Crucible Industries SxxV series: Strong, corrosion and wear resistant, with excellent edge retention. Difficult to sharpen and to polish to a mirror finish.

• CPM S30V: A high-carbon (1.45%) stainless steel that contains 3% vanadium in a highly tough alloy with excellent wear resistance and good hardness.

• CPM S35V: Includes niobium added to CPM-S30V to produce a variation created for knifemaker Chris Reeve.

• CPM S60V: A high-carbon (2.15%) stainless steel with 6% vanadium. High edge retention and wear resistance. Not widely implemented.

• CPM S90V: A high-carbon (2.3%) ultra-high vanadium (9%) alloy with nearly three times the vanadium of S30V or Elmax. Unbeatable wear resistance and edge retention in an alloy that's almost impossible to sharpen. Typically used only in custom knives.

• VG 10 (Japan): A high-carbon (0.95%-1.05%) stainless steel with vanadium for increased toughness. Excellent hardness, edge retention, and corrosion resistance, but occasionally brittle. Similar to 154 CM and ATS 34, but with additional chromium and vanadium.

• X15 (France): A low-carbon (0.4%) stainless steel developed to provide high corrosion resistance in airplanes. High hardness, but not particularly tough.

• Z60CDV14 (Sweden): A low-carbon (0.4%) stainless steel similar to 440A, with allegedly better edge retention.

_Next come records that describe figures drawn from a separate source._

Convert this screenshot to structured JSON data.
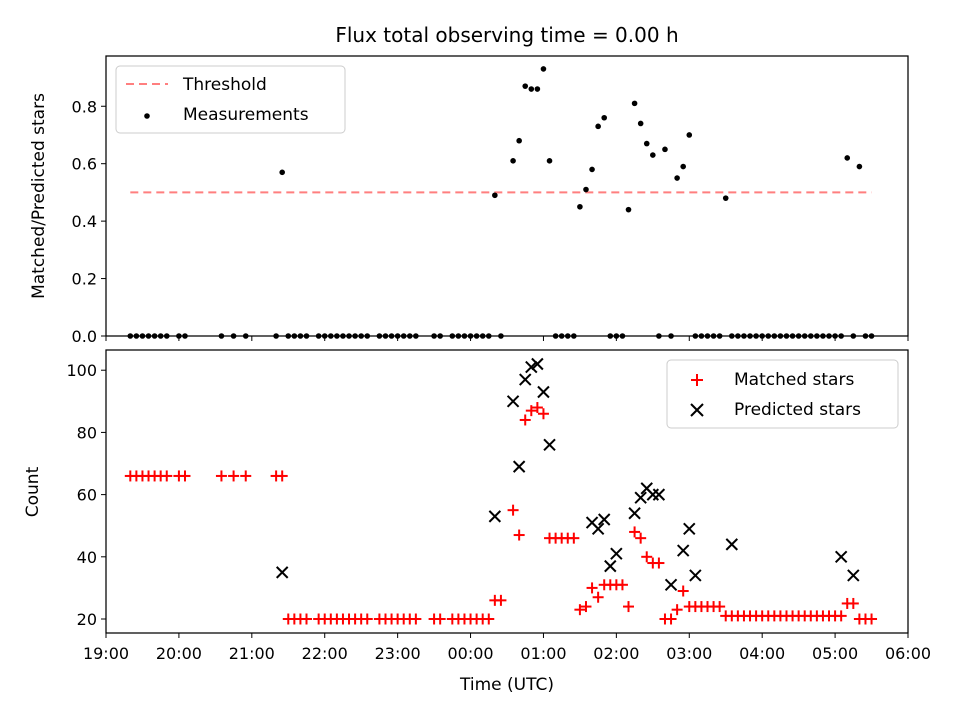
{
  "chart_data": [
    {
      "type": "scatter",
      "title": "Flux total observing time = 0.00 h",
      "xlabel": "",
      "ylabel": "Matched/Predicted stars",
      "xlim": [
        "19:00",
        "06:00"
      ],
      "ylim": [
        0,
        0.975
      ],
      "yticks": [
        "0.0",
        "0.2",
        "0.4",
        "0.6",
        "0.8"
      ],
      "legend_position": "top-left",
      "threshold": {
        "name": "Threshold",
        "y": 0.5,
        "x_start": "19:20",
        "x_end": "05:30",
        "color": "#ff7f7f",
        "style": "dashed"
      },
      "series": [
        {
          "name": "Measurements",
          "color": "#000000",
          "marker": "dot",
          "x": [
            "19:20",
            "19:25",
            "19:30",
            "19:35",
            "19:40",
            "19:45",
            "19:50",
            "20:00",
            "20:05",
            "20:35",
            "20:45",
            "20:55",
            "21:20",
            "21:25",
            "21:30",
            "21:35",
            "21:40",
            "21:45",
            "21:55",
            "22:00",
            "22:05",
            "22:10",
            "22:15",
            "22:20",
            "22:25",
            "22:30",
            "22:35",
            "22:45",
            "22:50",
            "22:55",
            "23:00",
            "23:05",
            "23:10",
            "23:15",
            "23:30",
            "23:35",
            "23:45",
            "23:50",
            "23:55",
            "00:00",
            "00:05",
            "00:10",
            "00:15",
            "00:20",
            "00:25",
            "00:35",
            "00:40",
            "00:45",
            "00:50",
            "00:55",
            "01:00",
            "01:05",
            "01:10",
            "01:15",
            "01:20",
            "01:25",
            "01:30",
            "01:35",
            "01:40",
            "01:45",
            "01:50",
            "01:55",
            "02:00",
            "02:05",
            "02:10",
            "02:15",
            "02:20",
            "02:25",
            "02:30",
            "02:35",
            "02:40",
            "02:45",
            "02:50",
            "02:55",
            "03:00",
            "03:05",
            "03:10",
            "03:15",
            "03:20",
            "03:25",
            "03:30",
            "03:35",
            "03:40",
            "03:45",
            "03:50",
            "03:55",
            "04:00",
            "04:05",
            "04:10",
            "04:15",
            "04:20",
            "04:25",
            "04:30",
            "04:35",
            "04:40",
            "04:45",
            "04:50",
            "04:55",
            "05:00",
            "05:05",
            "05:10",
            "05:15",
            "05:20",
            "05:25",
            "05:30"
          ],
          "values": [
            0,
            0,
            0,
            0,
            0,
            0,
            0,
            0,
            0,
            0,
            0,
            0,
            0,
            0.57,
            0,
            0,
            0,
            0,
            0,
            0,
            0,
            0,
            0,
            0,
            0,
            0,
            0,
            0,
            0,
            0,
            0,
            0,
            0,
            0,
            0,
            0,
            0,
            0,
            0,
            0,
            0,
            0,
            0,
            0.49,
            0,
            0.61,
            0.68,
            0.87,
            0.86,
            0.86,
            0.93,
            0.61,
            0,
            0,
            0,
            0,
            0.45,
            0.51,
            0.58,
            0.73,
            0.76,
            0,
            0,
            0,
            0.44,
            0.81,
            0.74,
            0.67,
            0.63,
            0,
            0.65,
            0,
            0.55,
            0.59,
            0.7,
            0,
            0,
            0,
            0,
            0,
            0.48,
            0,
            0,
            0,
            0,
            0,
            0,
            0,
            0,
            0,
            0,
            0,
            0,
            0,
            0,
            0,
            0,
            0,
            0,
            0,
            0.62,
            0,
            0.59,
            0,
            0
          ]
        }
      ]
    },
    {
      "type": "scatter",
      "title": "",
      "xlabel": "Time (UTC)",
      "ylabel": "Count",
      "xlim": [
        "19:00",
        "06:00"
      ],
      "ylim": [
        15.5,
        106.5
      ],
      "xticks": [
        "19:00",
        "20:00",
        "21:00",
        "22:00",
        "23:00",
        "00:00",
        "01:00",
        "02:00",
        "03:00",
        "04:00",
        "05:00",
        "06:00"
      ],
      "yticks": [
        "20",
        "40",
        "60",
        "80",
        "100"
      ],
      "legend_position": "top-right",
      "series": [
        {
          "name": "Matched stars",
          "color": "#ff0000",
          "marker": "plus",
          "x": [
            "19:20",
            "19:25",
            "19:30",
            "19:35",
            "19:40",
            "19:45",
            "19:50",
            "20:00",
            "20:05",
            "20:35",
            "20:45",
            "20:55",
            "21:20",
            "21:25",
            "21:30",
            "21:35",
            "21:40",
            "21:45",
            "21:55",
            "22:00",
            "22:05",
            "22:10",
            "22:15",
            "22:20",
            "22:25",
            "22:30",
            "22:35",
            "22:45",
            "22:50",
            "22:55",
            "23:00",
            "23:05",
            "23:10",
            "23:15",
            "23:30",
            "23:35",
            "23:45",
            "23:50",
            "23:55",
            "00:00",
            "00:05",
            "00:10",
            "00:15",
            "00:20",
            "00:25",
            "00:35",
            "00:40",
            "00:45",
            "00:50",
            "00:55",
            "01:00",
            "01:05",
            "01:10",
            "01:15",
            "01:20",
            "01:25",
            "01:30",
            "01:35",
            "01:40",
            "01:45",
            "01:50",
            "01:55",
            "02:00",
            "02:05",
            "02:10",
            "02:15",
            "02:20",
            "02:25",
            "02:30",
            "02:35",
            "02:40",
            "02:45",
            "02:50",
            "02:55",
            "03:00",
            "03:05",
            "03:10",
            "03:15",
            "03:20",
            "03:25",
            "03:30",
            "03:35",
            "03:40",
            "03:45",
            "03:50",
            "03:55",
            "04:00",
            "04:05",
            "04:10",
            "04:15",
            "04:20",
            "04:25",
            "04:30",
            "04:35",
            "04:40",
            "04:45",
            "04:50",
            "04:55",
            "05:00",
            "05:05",
            "05:10",
            "05:15",
            "05:20",
            "05:25",
            "05:30"
          ],
          "values": [
            66,
            66,
            66,
            66,
            66,
            66,
            66,
            66,
            66,
            66,
            66,
            66,
            66,
            66,
            20,
            20,
            20,
            20,
            20,
            20,
            20,
            20,
            20,
            20,
            20,
            20,
            20,
            20,
            20,
            20,
            20,
            20,
            20,
            20,
            20,
            20,
            20,
            20,
            20,
            20,
            20,
            20,
            20,
            26,
            26,
            55,
            47,
            84,
            87,
            88,
            86,
            46,
            46,
            46,
            46,
            46,
            23,
            24,
            30,
            27,
            31,
            31,
            31,
            31,
            24,
            48,
            46,
            40,
            38,
            38,
            20,
            20,
            23,
            29,
            24,
            24,
            24,
            24,
            24,
            24,
            21,
            21,
            21,
            21,
            21,
            21,
            21,
            21,
            21,
            21,
            21,
            21,
            21,
            21,
            21,
            21,
            21,
            21,
            21,
            21,
            25,
            25,
            20,
            20,
            20
          ]
        },
        {
          "name": "Predicted stars",
          "color": "#000000",
          "marker": "x",
          "x": [
            "21:25",
            "00:20",
            "00:35",
            "00:40",
            "00:45",
            "00:50",
            "00:55",
            "01:00",
            "01:05",
            "01:40",
            "01:45",
            "01:50",
            "01:55",
            "02:00",
            "02:15",
            "02:20",
            "02:25",
            "02:30",
            "02:35",
            "02:45",
            "02:55",
            "03:00",
            "03:05",
            "03:35",
            "05:05",
            "05:15"
          ],
          "values": [
            35,
            53,
            90,
            69,
            97,
            101,
            102,
            93,
            76,
            51,
            49,
            52,
            37,
            41,
            54,
            59,
            62,
            60,
            60,
            31,
            42,
            49,
            34,
            44,
            40,
            34
          ]
        }
      ]
    }
  ]
}
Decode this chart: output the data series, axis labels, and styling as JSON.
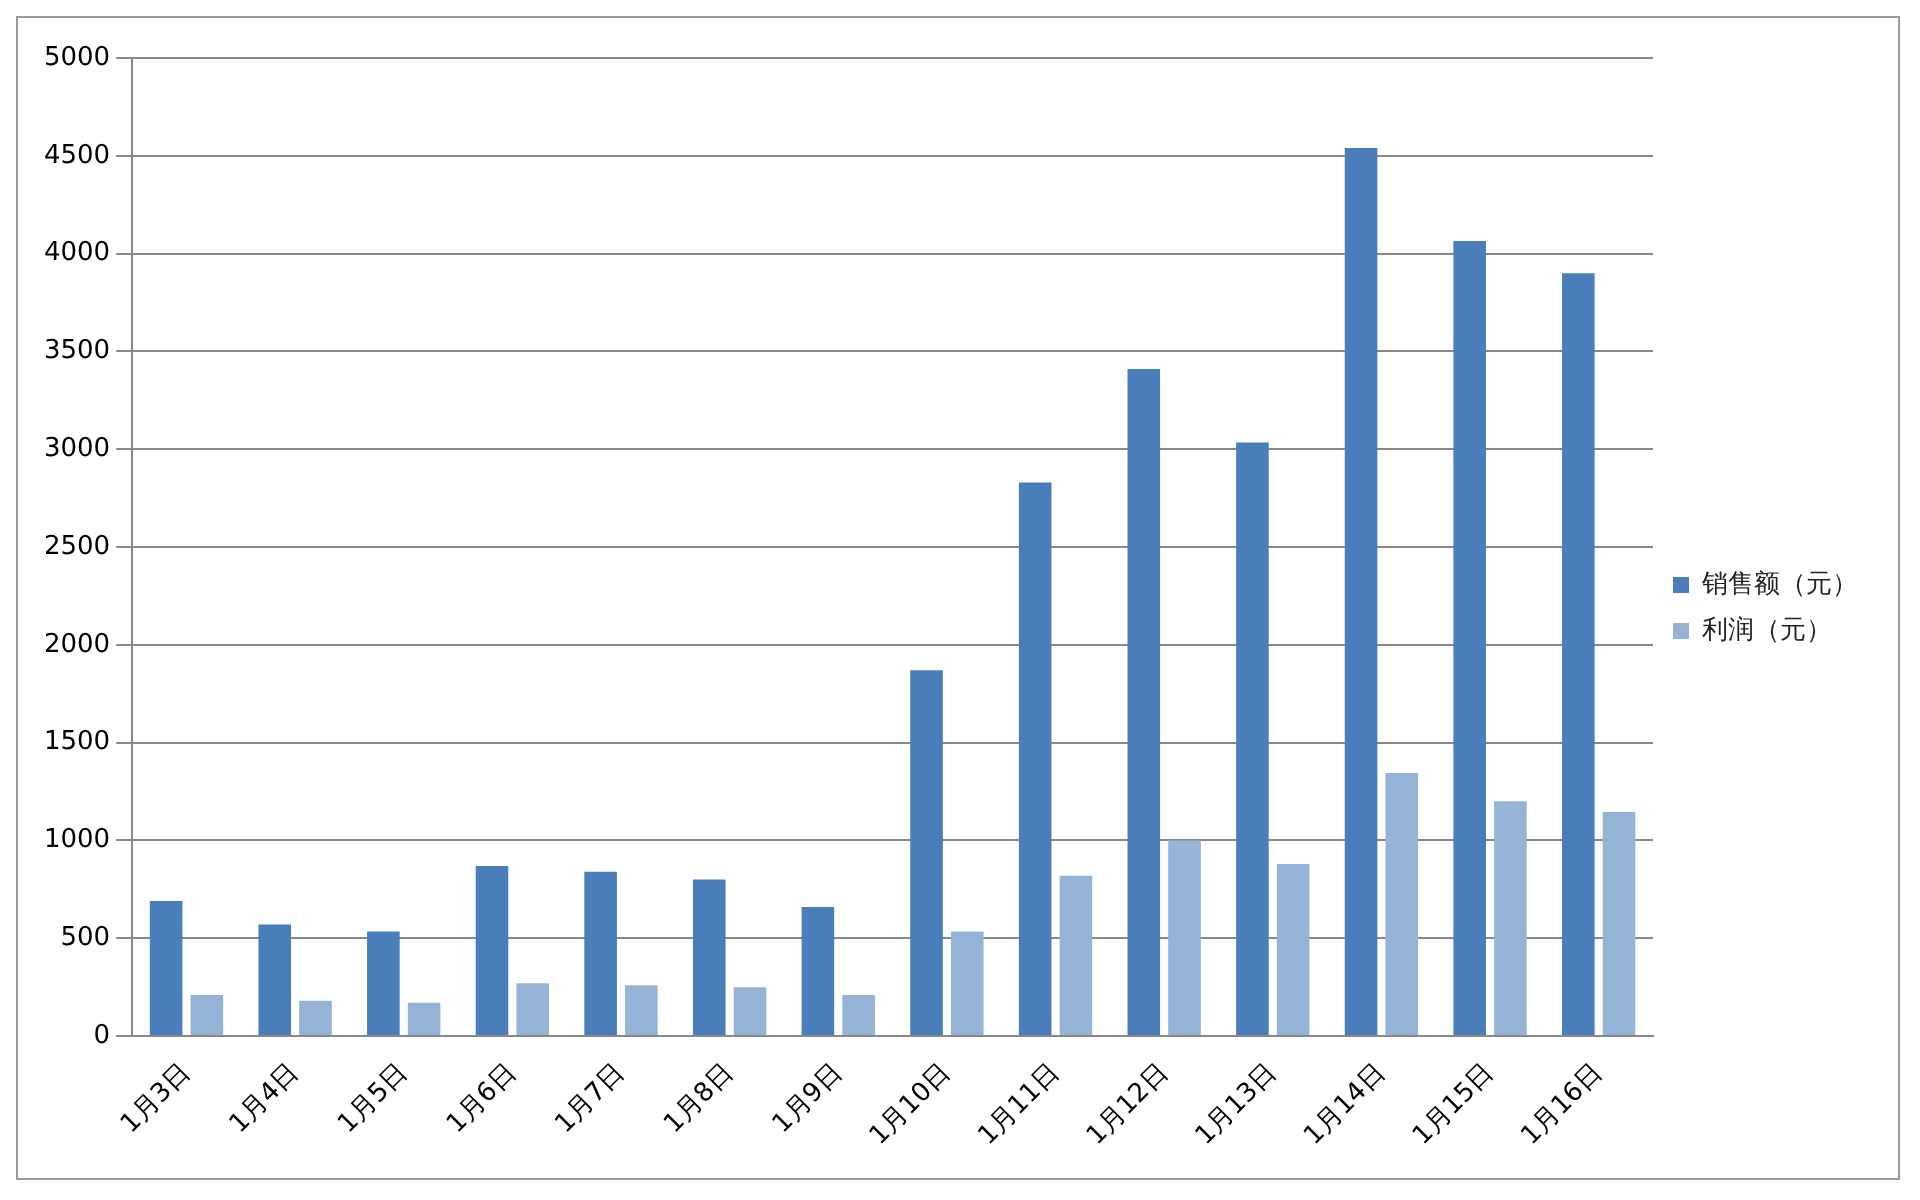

• ZDP-189 (Hitachi, Japan): A high-carbon (3%) super steel with very high (20%) chromium content, resulting in extreme hardness and superior edge retention. Not very good at corrosion resistance, and very difficult to sharpen.

4. Miscellaneous and rare materials

• Damascus steel: Hand made in the Middle East for millennia, today this exotic metal is pattern welded from multiple layers of various steels folded together and acid etched, producing swirled patterns on its surface. Expensive, beautiful, and largely custom made.

• Ceramics: Non-metallic and therefore rustproof, with extreme hardness that rarely requires sharpening. Brittle, and surpassingly difficult to sharpen.

• Titanium: Lightweight and tough, but with poor edge retention. Found in some custom knives and divers' blades.

• Stellite 6K: A highly tough, wear resistant cobalt alloy made with chromium, molybdenum, and tungsten. Prone to a pitting form of corrosion.